Loren tries to grab the remote out of my hand, and I jerk back and turn the volume up. “I’m watching this,” I snap. And there I am.

They play a clip from the sex tape. I’m lying on my bed in this house, naked. Black bars censor the tape for network television, my breasts and vagina sufficiently covered now.

But somewhere online the unedited version is being circulated. And how can I stop it? Lawyers. Lots of them. But I can’t even bring myself to call my father or to dial the family’s attorney. I am hypnotized by me. On screen. With Connor.

My arms are tied to the bedpost with Connor’s belt, and the expensive diamond collar glints in the dim candlelight. I remember that night. It was right after the Alps. My second foray into sex and it’s public for everyone to see.

I turn the volume higher, my finger stuck on the button as it blares.

“Rose,” Loren complains, his hands on his ears.

“Rose.” Lily stands and tries to touch my arm, but I jerk away again.

“Don’t touch me.” I need to see this. No one tells me to turn it down, probably afraid I will kill them for it. I feel murderous. I feel like I could go kill a coalition of baby cheetahs and not bat an eye.

The news anchor’s voice escalates to an intolerable level. But I don’t lower the television. Not yet. “Scott Van Wright has sold the sex tape to Hot Fire Productions for a multi-million-dollar deal. There’s been no comment yet from either Connor Cobalt or Rose Calloway, but it appears to be a legal transaction between all four parties.”

My mouth drops. That fucking liar. There is no way in hell this is legal.

“The summary of the film says the hour-long session is rough and for mature audiences only.” Clearly.

I turn the volume to the highest level.

“What the fuck are you doing?” Ryke asks, putting a hand to his ear to block the noise. Lily is the only one standing up by my side. Her face twists in pain, and I remember she’s been in this position. Sort of. She’s never had her sex life distributed. No one has seen it online.

She was just called a sex addict, and everyone took it as truth. Which it was. But this is clear, physical proof that I’ve had sex. I’m no longer a virgin.

“Maybe she’s like…having a mental break…” Daisy says.

I spin on my heels, taking the remote hostage with me. I carry myself with some morsel of dignity. In the kitchen, I rummage in a cupboard that squirmy Brett loves to hide his booze under.
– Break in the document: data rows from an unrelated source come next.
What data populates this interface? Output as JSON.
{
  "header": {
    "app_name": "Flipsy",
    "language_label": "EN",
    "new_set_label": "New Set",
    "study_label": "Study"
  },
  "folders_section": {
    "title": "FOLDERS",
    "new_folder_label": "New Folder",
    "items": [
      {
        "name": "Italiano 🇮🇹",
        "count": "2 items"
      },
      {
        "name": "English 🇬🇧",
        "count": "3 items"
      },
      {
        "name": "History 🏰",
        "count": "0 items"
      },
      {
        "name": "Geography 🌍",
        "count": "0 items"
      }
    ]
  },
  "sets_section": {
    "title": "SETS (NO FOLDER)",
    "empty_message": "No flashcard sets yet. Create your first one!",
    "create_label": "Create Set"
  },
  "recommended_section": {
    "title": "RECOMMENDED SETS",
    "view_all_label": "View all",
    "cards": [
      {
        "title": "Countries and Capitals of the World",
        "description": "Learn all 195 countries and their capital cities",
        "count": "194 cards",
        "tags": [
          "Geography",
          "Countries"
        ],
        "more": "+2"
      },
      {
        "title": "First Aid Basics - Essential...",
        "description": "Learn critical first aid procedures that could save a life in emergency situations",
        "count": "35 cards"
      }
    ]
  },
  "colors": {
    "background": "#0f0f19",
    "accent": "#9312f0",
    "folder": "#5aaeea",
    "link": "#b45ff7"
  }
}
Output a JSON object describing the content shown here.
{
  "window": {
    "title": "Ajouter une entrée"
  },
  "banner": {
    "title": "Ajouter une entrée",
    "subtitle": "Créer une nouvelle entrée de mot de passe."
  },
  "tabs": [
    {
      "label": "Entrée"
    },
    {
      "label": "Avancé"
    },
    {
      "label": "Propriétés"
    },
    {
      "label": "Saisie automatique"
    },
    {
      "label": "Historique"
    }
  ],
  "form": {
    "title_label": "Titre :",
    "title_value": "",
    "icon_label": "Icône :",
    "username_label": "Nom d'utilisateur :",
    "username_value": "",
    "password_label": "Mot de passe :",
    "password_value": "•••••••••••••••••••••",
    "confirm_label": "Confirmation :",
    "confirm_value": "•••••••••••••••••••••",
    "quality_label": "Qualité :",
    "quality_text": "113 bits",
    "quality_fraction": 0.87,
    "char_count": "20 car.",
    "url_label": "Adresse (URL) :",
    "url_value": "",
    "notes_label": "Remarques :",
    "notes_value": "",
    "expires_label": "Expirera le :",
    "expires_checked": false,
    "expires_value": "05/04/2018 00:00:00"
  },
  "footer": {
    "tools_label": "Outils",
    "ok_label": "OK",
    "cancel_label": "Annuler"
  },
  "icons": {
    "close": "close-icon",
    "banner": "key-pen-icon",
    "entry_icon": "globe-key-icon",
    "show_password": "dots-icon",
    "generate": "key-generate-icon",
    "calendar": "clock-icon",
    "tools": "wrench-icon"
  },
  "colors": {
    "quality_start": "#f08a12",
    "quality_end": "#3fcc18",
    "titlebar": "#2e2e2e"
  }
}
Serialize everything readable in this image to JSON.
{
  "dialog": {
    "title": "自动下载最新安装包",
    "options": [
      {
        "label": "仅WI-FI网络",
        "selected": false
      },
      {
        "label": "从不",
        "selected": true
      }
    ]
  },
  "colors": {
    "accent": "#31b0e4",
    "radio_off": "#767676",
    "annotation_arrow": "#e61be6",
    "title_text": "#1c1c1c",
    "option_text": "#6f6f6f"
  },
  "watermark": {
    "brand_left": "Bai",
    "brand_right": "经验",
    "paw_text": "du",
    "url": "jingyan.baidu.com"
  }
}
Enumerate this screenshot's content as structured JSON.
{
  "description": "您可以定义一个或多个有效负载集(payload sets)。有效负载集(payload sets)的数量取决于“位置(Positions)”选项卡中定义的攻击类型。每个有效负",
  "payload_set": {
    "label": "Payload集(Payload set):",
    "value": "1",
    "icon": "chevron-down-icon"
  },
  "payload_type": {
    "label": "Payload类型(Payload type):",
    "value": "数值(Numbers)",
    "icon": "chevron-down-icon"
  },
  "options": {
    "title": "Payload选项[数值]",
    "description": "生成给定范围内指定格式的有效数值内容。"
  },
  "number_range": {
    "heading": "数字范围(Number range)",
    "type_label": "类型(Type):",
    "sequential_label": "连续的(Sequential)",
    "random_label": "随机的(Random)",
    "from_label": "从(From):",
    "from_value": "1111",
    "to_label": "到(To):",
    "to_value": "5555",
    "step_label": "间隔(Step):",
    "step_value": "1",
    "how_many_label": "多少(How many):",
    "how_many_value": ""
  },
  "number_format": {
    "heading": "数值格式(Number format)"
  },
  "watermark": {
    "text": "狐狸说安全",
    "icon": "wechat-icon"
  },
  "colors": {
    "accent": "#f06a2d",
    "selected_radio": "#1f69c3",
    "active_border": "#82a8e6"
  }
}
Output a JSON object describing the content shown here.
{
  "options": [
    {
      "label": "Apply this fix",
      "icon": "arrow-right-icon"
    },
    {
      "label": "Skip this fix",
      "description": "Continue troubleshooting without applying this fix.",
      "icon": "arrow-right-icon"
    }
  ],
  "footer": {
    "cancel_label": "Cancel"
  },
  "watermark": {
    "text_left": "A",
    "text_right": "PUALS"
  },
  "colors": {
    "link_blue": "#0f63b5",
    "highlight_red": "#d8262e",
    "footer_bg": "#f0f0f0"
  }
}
Since we have a “no alcohol in sight” policy in the townhouse, most everything is kept out of reach. I land on my knees and dig around the dishwasher soaps for the bottle of Jack.

“Seriously though, Rose!” Lily says loudly, trying to talk over the blaring TV. “Are you okay?”

I rise to my feet, snagging a wine glass from another cupboard before I return to the living room. Everyone watches as I pour whiskey to the rim, practically overflowing the glass.

“Rose, not to lecture you at this really sensitive time in your life,” Loren says, “but that’s not how you drink whiskey. And as an expert in liquor, it offends me.”

I give him a sharp glare. “You’re not an expert in liquor. You’re an alcoholic.” I set the bottle of Jack on the coffee table and take a large swig. It burns the back of my throat, but I hardly even cringe. The sting is numbed by my anger.

“Which makes me an expert,” Loren argues.

I wave him off. My go-to move at this point. Wave it off. If only I could magically wave away that sex tape.

I take three more gulps from my wine glass. I am so pissed. My body throttles with rage. I am shaking I am so fucking livid. Yes, it’s embarrassing that the world has seen my breasts and vagina, two parts of me that I was unwilling to show Connor for an entire year.

Yes, I’m slightly nervous the world will view me as a doormat now that they see me gooey and submissive in bed.

No, I will not cry.

I won’t shed a tear for Scott Van Wright. He deserves only my nasty, vile words. Not emotions that I reserve for people I love.